Я представила наше возвращение в сломанную скорлупу, что когда-то была моим домом. В комнатах беспорядок, так как никто в них не убирался. Очаг покрыт золой и копотью, так как никто не прочищал дымоход. Поля заросли и одичали, так как одному человеку со всей работой не справиться. Пять душ кружат по пустому дому, по каждой комнате, тщетно ища могилу, которая принесла бы конец их отчаянию.
— Сара, я знаю, ты скорбишь по матери, но она там, где мы все хотели бы оказаться.
— Она в неглубокой яме, — сказала я безучастным голосом.
Прищурившись, он осуждающе посмотрел на женщин вокруг, покачал головой и нахмурил брови. Потом сказал тихо, чтобы только мы с Томом слышали:
— Ваш отец не оставил ее в этом ужасном месте. Он похоронил ее подобающе. Можете мне верить. Он и многие другие вернулись под покровом ночи, чтобы перенести своих близких в тайные места.
Я представила, как отец возвращается к Висельному холму, чтобы достать коченеющее тело матери из ямы, и содрогнулась. Доктор Эймс плотнее укутал шалью мои плечи и какое-то время молча сидел рядом, сжимая и разжимая мои пальцы в своей ладони. Я почувствовала, как от его прикосновений мои веки отяжелели, и меня стало клонить ко сну.

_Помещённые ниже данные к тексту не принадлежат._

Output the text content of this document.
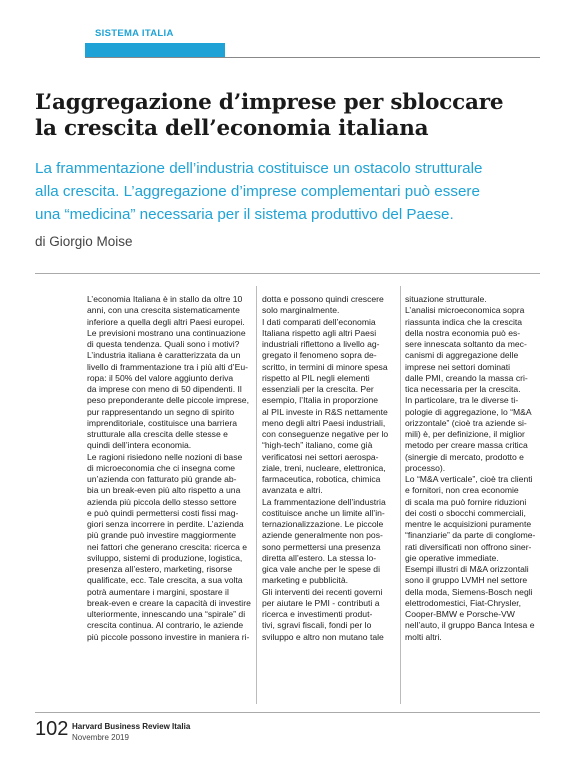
SISTEMA ITALIA
L’aggregazione d’imprese per sbloccare
la crescita dell’economia italiana

La frammentazione dell’industria costituisce un ostacolo strutturale
alla crescita. L’aggregazione d’imprese complementari può essere
una “medicina” necessaria per il sistema produttivo del Paese.

di Giorgio Moise
L’economia Italiana è in stallo da oltre 10
anni, con una crescita sistematicamente
inferiore a quella degli altri Paesi europei.
Le previsioni mostrano una continuazione
di questa tendenza. Quali sono i motivi?
L’industria italiana è caratterizzata da un
livello di frammentazione tra i più alti d’Eu-
ropa: il 50% del valore aggiunto deriva
da imprese con meno di 50 dipendenti. Il
peso preponderante delle piccole imprese,
pur rappresentando un segno di spirito
imprenditoriale, costituisce una barriera
strutturale alla crescita delle stesse e
quindi dell’intera economia.
Le ragioni risiedono nelle nozioni di base
di microeconomia che ci insegna come
un’azienda con fatturato più grande ab-
bia un break-even più alto rispetto a una
azienda più piccola dello stesso settore
e può quindi permettersi costi fissi mag-
giori senza incorrere in perdite. L’azienda
più grande può investire maggiormente
nei fattori che generano crescita: ricerca e
sviluppo, sistemi di produzione, logistica,
presenza all’estero, marketing, risorse
qualificate, ecc. Tale crescita, a sua volta
potrà aumentare i margini, spostare il
break-even e creare la capacità di investire
ulteriormente, innescando una “spirale” di
crescita continua. Al contrario, le aziende
più piccole possono investire in maniera ri-
dotta e possono quindi crescere
solo marginalmente.
I dati comparati dell’economia
Italiana rispetto agli altri Paesi
industriali riflettono a livello ag-
gregato il fenomeno sopra de-
scritto, in termini di minore spesa
rispetto al PIL negli elementi
essenziali per la crescita. Per
esempio, l’Italia in proporzione
al PIL investe in R&S nettamente
meno degli altri Paesi industriali,
con conseguenze negative per lo
“high-tech” italiano, come già
verificatosi nei settori aerospa-
ziale, treni, nucleare, elettronica,
farmaceutica, robotica, chimica
avanzata e altri.
La frammentazione dell’industria
costituisce anche un limite all’in-
ternazionalizzazione. Le piccole
aziende generalmente non pos-
sono permettersi una presenza
diretta all’estero. La stessa lo-
gica vale anche per le spese di
marketing e pubblicità.
Gli interventi dei recenti governi
per aiutare le PMI - contributi a
ricerca e investimenti produt-
tivi, sgravi fiscali, fondi per lo
sviluppo e altro non mutano tale
situazione strutturale.
L’analisi microeconomica sopra
riassunta indica che la crescita
della nostra economia può es-
sere innescata soltanto da mec-
canismi di aggregazione delle
imprese nei settori dominati
dalle PMI, creando la massa cri-
tica necessaria per la crescita.
In particolare, tra le diverse ti-
pologie di aggregazione, lo “M&A
orizzontale” (cioè tra aziende si-
mili) è, per definizione, il miglior
metodo per creare massa critica
(sinergie di mercato, prodotto e
processo).
Lo “M&A verticale”, cioè tra clienti
e fornitori, non crea economie
di scala ma può fornire riduzioni
dei costi o sbocchi commerciali,
mentre le acquisizioni puramente
“finanziarie” da parte di conglome-
rati diversificati non offrono siner-
gie operative immediate.
Esempi illustri di M&A orizzontali
sono il gruppo LVMH nel settore
della moda, Siemens-Bosch negli
elettrodomestici, Fiat-Chrysler,
Cooper-BMW e Porsche-VW
nell’auto, il gruppo Banca Intesa e
molti altri.
102 Harvard Business Review Italia
Novembre 2019
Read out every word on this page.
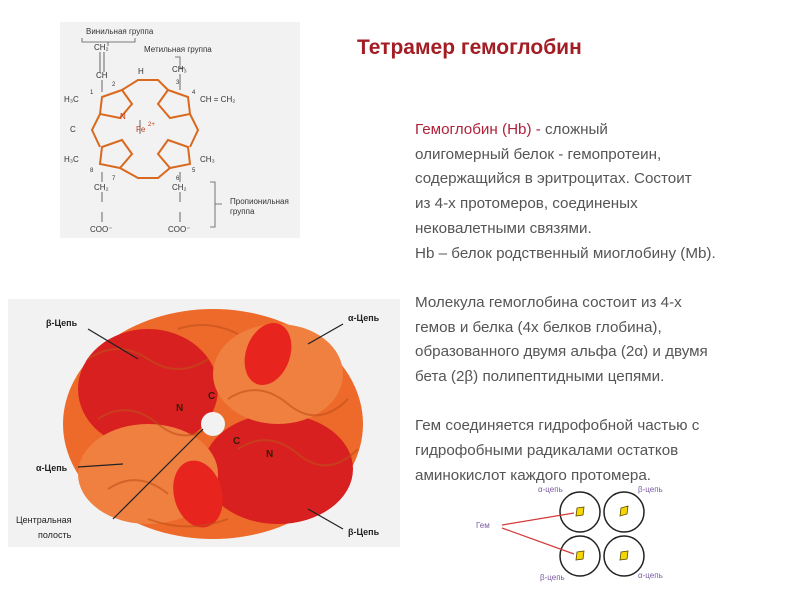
Тетрамер гемоглобин
Винильная группа
Метильная группа
Пропионильная
группа
CH₂
CH	H	CH₃
CH = CH₂
H₃C
N
Fe 2+
C
1
2	3
4
5
6
7
8
CH₃
H₃C
CH₂	CH₂
COO⁻	COO⁻
β-Цепь	α-Цепь
α-Цепь
β-Цепь
Центральная
полость
N
C
N
C

Гемоглобин (Hb) - сложный

олигомерный белок - гемопротеин,

содержащийся в эритроцитах. Состоит

из 4-х протомеров, соединеных

нековалетными связями.

Hb – белок родственный миоглобину (Mb).

Молекула гемоглобина состоит из 4-х

гемов и белка (4х белков глобина),

образованного двумя альфа (2α) и двумя

бета (2β) полипептидными цепями.

Гем соединяется гидрофобной частью с

гидрофобными радикалами остатков

аминокислот каждого протомера.

α-цепь	β-цепь
Гем
β-цепь	α-цепь
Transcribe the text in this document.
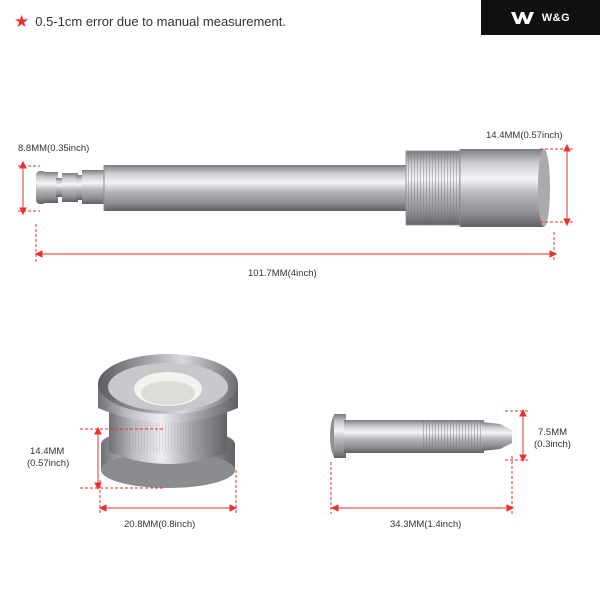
★ 0.5-1cm error due to manual measurement.	W&G
8.8MM(0.35inch)
14.4MM(0.57inch)
101.7MM(4inch)
14.4MM
(0.57inch)
20.8MM(0.8inch)
7.5MM
(0.3inch)
34.3MM(1.4inch)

Я буду спать долго, крепко и мирно. Когда мать будила отца по воскресеньям, я слышала его низкий голос из-под одеял. «Не буди меня, я вижу сон», — просил он по-валлийски. Под словом «сон» он имел в виду сказочное сновидение, волшебный сон, более глубокий, чем обычный. Туманная дрема, не знающая времени. Я чувствовала, как сознание мое затуманивается, погружаясь в забытье. Но доктор снова заговорил, и что-то в его голосе заставило меня прислушаться.